Гольдштейн Александр Леонидович

Шрифт:

Этой литературе, обладающей нынче преимущественным кредитом доверия, незачем эпатировать читателя: эпатаж тоже сейчас не проходит. Он, как правило, смешон и провинциален. Эпатирование чересчур проникнуто ситуацией борьбы, жестокого противостояния; эта ситуация никогда не исчезнет, но так ли она интересна в своем эстетическом качестве, не является ли ее острота иллюзорной? Ведь ни один из истеблишментов уже не боится гневных выкриков себе в рожу. Истеблишмент сглатывает их с терпеливой улыбкой, он их тщательно пережевывает, помогая толерантному обществу, а потом переваривает в своей медной утробе, сияющей блеском котлов египетских; переварив же, награждает обидчика тошнотворным плевком какой-нибудь замечательной премии, присуждаемой за гражданское мужество и немеркнущий вклад в совокупность заслуг. Ты желаешь бороться, а слышишь в ответ, что на дворе весна с угощеньицем, и тебя окружают сплошные друзья, которые ждут не дождутся усадить тебя за один стол с теми, которых один только вид способен надолго повергнуть в депрессию и заставить всерьез устрашиться: что же я сделал такого, если тоже сподобился приглашения на этот гадкий пир с официальными возлежаниями и услугами юных рабов и рабынь (кому что по вкусу).
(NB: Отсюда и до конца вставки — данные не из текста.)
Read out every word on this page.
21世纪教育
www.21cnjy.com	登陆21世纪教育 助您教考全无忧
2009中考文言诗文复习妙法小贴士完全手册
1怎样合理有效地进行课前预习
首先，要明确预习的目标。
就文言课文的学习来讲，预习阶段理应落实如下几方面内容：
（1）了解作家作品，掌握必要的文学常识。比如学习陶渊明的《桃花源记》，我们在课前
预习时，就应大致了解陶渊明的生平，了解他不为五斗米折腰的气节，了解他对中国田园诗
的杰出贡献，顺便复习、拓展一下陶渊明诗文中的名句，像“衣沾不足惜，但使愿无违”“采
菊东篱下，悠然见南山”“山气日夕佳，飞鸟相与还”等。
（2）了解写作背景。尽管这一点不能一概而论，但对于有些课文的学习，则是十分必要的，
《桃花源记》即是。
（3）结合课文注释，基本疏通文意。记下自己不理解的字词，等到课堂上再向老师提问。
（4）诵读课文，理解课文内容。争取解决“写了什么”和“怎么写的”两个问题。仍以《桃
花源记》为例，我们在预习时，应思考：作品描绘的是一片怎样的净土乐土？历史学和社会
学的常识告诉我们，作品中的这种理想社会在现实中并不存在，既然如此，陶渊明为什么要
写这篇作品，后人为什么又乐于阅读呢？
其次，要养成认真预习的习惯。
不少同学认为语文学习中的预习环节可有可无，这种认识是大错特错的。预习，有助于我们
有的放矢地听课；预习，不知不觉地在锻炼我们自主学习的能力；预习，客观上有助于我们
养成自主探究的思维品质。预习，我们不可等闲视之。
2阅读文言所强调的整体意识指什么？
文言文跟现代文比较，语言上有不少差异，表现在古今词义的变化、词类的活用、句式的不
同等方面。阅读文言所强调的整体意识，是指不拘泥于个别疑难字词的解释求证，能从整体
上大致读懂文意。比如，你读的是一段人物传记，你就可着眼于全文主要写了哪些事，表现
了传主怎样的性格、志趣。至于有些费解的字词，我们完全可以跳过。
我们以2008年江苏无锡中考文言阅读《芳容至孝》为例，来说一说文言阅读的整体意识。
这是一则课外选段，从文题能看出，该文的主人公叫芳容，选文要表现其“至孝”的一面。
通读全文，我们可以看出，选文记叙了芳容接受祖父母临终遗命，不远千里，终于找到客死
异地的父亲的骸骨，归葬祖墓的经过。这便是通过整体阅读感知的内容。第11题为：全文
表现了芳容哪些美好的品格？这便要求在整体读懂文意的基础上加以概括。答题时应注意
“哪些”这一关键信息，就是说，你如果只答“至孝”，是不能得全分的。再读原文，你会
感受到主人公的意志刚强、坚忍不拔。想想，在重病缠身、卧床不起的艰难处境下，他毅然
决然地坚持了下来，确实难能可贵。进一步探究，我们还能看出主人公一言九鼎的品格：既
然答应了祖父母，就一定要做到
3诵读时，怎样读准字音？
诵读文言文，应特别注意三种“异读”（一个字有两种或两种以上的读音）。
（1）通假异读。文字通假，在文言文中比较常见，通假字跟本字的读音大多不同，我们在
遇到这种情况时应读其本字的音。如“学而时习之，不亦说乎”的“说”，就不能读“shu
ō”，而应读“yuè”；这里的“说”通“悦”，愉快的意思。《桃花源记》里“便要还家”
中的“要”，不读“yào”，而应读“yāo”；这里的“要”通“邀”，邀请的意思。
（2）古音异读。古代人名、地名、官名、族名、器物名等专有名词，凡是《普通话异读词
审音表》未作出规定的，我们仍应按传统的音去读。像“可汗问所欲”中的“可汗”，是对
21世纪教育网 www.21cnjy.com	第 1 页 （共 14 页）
Успокойтесь: вы не сделали

ничего. Это время такое. Избраны, званы и призваны нынче решительно все. Потому что давно уже понял литературный и всякий прочий начальник исчезнувших ценностей великую тайну любви и коварства — любви, которая убивает; и он присосался к тебе, призывая расслабиться и получить удовольствие, внушая интимнейшим шепотом, что вся борьба позади, а теперь он сугубо готов к лобызаниям. «Ведь были ж схватки боевые», — неуверенно бормочете вы, испытывая головокружение от объятий. «Да говорят еще какие, — охотно соглашается он, поправляя подушку. — Но это было раньше, в плюсквамперфектум, до постисторического материализма». И до чего же он прав, как тяжело пожатье ласковой его десницы (я умираю, донна Анна?). Поэтому литература существования лучше литературы борьбы, вернее, она включает последнюю как меньших размеров матрешку — в том случае, если в младшенькую не забыли вложить мозги.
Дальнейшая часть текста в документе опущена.